The study found that mosquitoes primarily bit humans, rats, and cats but tended to avoid dogs and deer. In lower-income neighborhoods, rats tended to be the primary source of blood meals for female mosquitoes; in higher-income neighborhoods, humans were the primary source of blood meals.
However, lower-income neighborhoods had more overall mosquitoes due to an abundance of breeding areas, such as abandoned properties and overgrown lots. In contrast, higher-income neighborhoods had the fewest number of mosquitoes. The study concluded that residents of middle-income neighborhoods have the highest risk of being bitten because they display characteristics of poor neighborhoods (like overgrown lots) as well as richer neighborhoods (greater access to parks and green spaces such as gardens and lawns).

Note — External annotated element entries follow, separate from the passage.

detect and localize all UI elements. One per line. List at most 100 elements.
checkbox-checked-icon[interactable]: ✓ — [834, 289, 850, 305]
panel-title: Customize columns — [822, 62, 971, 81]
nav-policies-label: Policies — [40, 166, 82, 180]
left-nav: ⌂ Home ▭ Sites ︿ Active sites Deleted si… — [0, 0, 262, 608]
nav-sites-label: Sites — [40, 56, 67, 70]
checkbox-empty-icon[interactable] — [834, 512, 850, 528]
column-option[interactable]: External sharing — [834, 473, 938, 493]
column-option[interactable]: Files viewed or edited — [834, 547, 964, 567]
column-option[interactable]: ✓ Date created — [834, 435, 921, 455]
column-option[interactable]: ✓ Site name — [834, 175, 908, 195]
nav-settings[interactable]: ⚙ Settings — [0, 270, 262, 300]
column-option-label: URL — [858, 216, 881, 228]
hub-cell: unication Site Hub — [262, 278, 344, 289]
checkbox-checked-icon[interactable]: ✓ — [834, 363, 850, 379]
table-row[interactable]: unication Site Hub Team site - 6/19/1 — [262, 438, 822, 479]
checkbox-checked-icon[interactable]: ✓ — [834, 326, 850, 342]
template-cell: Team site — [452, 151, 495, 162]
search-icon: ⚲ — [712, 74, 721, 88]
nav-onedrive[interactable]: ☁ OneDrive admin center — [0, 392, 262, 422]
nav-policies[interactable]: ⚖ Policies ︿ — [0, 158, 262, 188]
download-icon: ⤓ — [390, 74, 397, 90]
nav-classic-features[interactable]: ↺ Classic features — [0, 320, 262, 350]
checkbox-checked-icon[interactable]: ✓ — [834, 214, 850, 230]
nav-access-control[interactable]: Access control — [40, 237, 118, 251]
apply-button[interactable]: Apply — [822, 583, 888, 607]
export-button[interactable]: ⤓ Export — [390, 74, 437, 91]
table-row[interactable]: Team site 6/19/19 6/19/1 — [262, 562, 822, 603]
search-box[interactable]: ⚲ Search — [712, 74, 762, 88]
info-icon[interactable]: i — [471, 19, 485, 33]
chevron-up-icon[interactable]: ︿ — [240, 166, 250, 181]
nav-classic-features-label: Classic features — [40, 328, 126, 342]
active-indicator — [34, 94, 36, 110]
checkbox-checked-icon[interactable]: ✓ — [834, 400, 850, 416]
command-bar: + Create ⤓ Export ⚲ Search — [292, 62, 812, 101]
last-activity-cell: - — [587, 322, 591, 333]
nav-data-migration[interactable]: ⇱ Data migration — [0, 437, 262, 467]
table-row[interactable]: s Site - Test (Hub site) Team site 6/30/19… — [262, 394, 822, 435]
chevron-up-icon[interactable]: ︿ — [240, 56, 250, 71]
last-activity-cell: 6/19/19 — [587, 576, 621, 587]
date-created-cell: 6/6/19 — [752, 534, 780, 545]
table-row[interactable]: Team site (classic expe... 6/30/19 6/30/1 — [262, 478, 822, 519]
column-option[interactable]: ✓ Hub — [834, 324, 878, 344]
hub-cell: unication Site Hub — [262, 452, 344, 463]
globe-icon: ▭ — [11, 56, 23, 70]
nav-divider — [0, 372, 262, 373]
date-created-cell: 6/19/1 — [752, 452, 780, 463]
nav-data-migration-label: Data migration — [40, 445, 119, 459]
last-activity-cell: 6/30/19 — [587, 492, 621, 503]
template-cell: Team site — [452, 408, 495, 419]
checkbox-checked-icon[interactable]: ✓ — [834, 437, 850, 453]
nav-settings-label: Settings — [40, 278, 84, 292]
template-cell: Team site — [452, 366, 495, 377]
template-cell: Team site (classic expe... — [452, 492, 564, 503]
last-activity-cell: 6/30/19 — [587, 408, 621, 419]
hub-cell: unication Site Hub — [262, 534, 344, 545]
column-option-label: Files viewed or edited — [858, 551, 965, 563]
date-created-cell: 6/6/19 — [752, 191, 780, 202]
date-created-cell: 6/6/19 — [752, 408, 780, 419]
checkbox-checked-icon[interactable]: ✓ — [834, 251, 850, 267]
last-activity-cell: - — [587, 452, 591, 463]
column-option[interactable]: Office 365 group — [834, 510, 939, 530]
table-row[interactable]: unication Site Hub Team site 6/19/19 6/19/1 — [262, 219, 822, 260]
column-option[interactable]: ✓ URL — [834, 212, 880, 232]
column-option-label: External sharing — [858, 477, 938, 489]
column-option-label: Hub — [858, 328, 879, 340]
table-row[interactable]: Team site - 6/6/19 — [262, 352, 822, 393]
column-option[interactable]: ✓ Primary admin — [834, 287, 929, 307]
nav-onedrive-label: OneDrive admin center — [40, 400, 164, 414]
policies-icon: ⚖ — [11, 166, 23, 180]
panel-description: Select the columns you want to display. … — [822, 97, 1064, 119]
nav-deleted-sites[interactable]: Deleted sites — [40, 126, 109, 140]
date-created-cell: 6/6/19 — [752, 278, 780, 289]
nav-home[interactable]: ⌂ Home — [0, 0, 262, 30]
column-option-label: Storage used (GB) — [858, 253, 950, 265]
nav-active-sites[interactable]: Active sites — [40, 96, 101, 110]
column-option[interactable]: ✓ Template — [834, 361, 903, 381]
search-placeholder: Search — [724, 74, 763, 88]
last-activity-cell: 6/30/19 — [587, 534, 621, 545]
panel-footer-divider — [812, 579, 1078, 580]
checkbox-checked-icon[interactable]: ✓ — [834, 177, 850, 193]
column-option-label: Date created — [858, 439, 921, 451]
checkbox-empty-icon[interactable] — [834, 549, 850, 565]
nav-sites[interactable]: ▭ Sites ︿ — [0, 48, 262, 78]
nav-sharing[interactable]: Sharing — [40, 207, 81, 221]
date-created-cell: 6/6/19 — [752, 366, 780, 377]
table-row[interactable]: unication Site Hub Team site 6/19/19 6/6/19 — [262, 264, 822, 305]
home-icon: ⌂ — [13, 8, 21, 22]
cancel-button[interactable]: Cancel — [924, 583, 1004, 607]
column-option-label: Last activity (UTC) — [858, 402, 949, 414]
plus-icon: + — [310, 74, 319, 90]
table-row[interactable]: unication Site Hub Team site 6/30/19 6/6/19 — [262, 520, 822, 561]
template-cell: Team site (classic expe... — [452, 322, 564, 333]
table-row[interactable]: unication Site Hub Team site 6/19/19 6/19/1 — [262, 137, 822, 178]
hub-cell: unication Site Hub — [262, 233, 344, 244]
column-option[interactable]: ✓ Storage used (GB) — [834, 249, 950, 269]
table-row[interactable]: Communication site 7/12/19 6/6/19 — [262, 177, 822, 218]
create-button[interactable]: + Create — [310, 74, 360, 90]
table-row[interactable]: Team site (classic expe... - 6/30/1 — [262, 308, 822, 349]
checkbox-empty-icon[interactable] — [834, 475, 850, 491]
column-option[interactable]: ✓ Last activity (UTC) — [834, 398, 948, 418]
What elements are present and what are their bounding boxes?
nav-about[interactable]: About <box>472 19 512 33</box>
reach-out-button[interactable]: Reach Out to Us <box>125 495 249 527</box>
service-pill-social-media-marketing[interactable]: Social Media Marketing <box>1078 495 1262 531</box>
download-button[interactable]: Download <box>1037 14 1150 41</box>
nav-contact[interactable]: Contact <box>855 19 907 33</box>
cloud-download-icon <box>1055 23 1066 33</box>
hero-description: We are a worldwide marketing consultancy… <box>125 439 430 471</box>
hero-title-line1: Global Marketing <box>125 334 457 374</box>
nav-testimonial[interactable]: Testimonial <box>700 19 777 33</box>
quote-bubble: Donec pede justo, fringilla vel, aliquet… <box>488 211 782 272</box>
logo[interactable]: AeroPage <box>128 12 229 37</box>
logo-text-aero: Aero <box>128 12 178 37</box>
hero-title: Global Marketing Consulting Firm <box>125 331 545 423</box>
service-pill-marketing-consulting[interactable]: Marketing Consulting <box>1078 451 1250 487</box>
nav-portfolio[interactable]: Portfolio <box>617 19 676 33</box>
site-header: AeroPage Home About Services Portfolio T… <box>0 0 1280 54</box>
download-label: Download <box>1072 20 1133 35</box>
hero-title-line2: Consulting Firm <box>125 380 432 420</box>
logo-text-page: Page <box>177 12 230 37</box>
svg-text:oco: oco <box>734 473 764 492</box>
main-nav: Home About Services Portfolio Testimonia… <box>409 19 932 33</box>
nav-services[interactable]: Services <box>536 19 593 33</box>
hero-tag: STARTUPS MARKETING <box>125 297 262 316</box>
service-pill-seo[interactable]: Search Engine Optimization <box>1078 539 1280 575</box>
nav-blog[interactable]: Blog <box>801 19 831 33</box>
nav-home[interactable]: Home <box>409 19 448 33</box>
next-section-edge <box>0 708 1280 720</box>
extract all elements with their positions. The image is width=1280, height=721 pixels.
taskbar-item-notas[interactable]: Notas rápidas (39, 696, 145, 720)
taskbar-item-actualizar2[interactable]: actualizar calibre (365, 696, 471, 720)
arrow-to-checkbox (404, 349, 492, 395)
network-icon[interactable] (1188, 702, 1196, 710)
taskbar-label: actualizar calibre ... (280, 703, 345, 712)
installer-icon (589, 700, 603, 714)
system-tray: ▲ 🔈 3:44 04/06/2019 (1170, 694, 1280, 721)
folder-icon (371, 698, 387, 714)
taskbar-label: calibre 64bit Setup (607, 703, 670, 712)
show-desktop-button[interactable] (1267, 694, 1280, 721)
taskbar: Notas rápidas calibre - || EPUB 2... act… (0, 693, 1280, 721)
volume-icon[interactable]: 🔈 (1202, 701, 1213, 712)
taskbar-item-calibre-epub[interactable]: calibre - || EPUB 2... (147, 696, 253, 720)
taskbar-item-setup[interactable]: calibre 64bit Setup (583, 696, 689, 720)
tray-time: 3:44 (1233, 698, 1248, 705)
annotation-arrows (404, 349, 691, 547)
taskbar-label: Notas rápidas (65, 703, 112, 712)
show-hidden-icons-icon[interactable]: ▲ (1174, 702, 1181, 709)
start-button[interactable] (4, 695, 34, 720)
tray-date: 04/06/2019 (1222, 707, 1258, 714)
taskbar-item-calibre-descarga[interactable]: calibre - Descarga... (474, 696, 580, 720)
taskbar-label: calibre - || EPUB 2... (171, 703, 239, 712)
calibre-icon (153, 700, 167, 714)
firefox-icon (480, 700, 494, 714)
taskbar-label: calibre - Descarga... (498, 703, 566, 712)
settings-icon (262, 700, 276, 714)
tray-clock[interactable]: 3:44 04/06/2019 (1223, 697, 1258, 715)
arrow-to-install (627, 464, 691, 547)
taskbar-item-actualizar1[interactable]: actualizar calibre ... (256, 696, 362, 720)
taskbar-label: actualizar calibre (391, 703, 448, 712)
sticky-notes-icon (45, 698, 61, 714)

These findings will undoubtedly inform the strategies that are used to control the spread of mosquitoes and the diseases that they carry.
Regardless of where you live, follow these simple safety tips to protect yourself and your community:
- Remove all standing water on your property; that is where mosquitoes breed.
- Ensure rain barrels are properly sealed to prevent mosquitoes from entering.
- Ensure all screens around your home are in good repair to keep mosquitos out.
- Wear loose long sleeve shirts and long pants to prevent mosquitoes from biting.
- Wear insect repellant containing DEET, Picaridin, IR 3535, or Oil of Lemon Eucalyptus.
- Stay indoors during the hours of dusk and dawn, when many mosquitoes are most active.